Durante aquellos años, el psicólogo Solomon Asch (1907-1996) alcanzó notoriedad. Sus investigaciones sobre la conformidad social, es decir, sobre los mecanismos que llevan a un individuo a adherirse a las opiniones de la mayoría, tuvieron una gran repercusión.

Nacido en Varsovia, Asch llegó con su familia a Estados Unidos a la edad de 13 años. Creció en un barrio de Manhattan habitado por una población multiétnica: en él se mezclaban inmigrantes judíos, irlandeses e italianos. Su afición a los estudios le sacó de la pobreza, y gracias a su tenacidad, consiguió doctorarse en psicología en la Universidad de Columbia, en Nueva York. Durante la Segunda Guerra Mundial, el joven psicólogo se interesó por el impacto de la propaganda y del adoctrinamiento de los ciudadanos.

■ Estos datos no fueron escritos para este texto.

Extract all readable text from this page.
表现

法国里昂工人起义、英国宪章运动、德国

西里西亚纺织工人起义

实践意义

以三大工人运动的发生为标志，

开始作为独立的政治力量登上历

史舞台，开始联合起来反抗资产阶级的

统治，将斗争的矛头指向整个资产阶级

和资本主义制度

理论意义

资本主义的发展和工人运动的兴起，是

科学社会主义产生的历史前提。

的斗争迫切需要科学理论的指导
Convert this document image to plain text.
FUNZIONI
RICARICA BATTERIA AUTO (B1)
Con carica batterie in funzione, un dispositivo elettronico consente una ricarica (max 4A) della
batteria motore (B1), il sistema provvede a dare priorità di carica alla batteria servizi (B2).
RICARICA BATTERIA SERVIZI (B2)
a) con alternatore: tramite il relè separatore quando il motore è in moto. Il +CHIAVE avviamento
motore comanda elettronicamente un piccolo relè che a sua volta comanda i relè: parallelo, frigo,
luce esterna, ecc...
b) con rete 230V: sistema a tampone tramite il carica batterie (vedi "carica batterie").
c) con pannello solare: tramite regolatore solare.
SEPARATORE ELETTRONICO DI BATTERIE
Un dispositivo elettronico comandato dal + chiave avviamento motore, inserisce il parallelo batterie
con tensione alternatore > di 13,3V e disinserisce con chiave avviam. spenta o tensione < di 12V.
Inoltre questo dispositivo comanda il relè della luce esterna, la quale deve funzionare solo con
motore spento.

Según sus biógrafos, pronto tomó la decisión de investigar el fenómeno de la conformidad social, pues se percató de que la «América de McCarthy» estaba en camino de reproducir las técnicas típicas de regímenes totalitarios que acababa de combatir.

Compromiso inconsciente

En 1938, un psicólogo turco nacionalizado estadounidense, Muzafer Sherif (1906-1988), ya había investigado la tendencia de las personas a seguir las opiniones de la mayoría. En sus estudios explotó una ilusión perceptiva, el efecto autocinético: cuando una persona fija durante un tiempo su mirada sobre un punto luminoso proyectado en la oscuridad sobre una pared, percibe que se desplaza. Sherif eligió el efecto autocinético porque: «Solo existe en la cabeza de los sujetos». Por esa razón, verificar si esta ilusión puede ser influenciada por la opinión de los otros resultaba relativamente sencillo.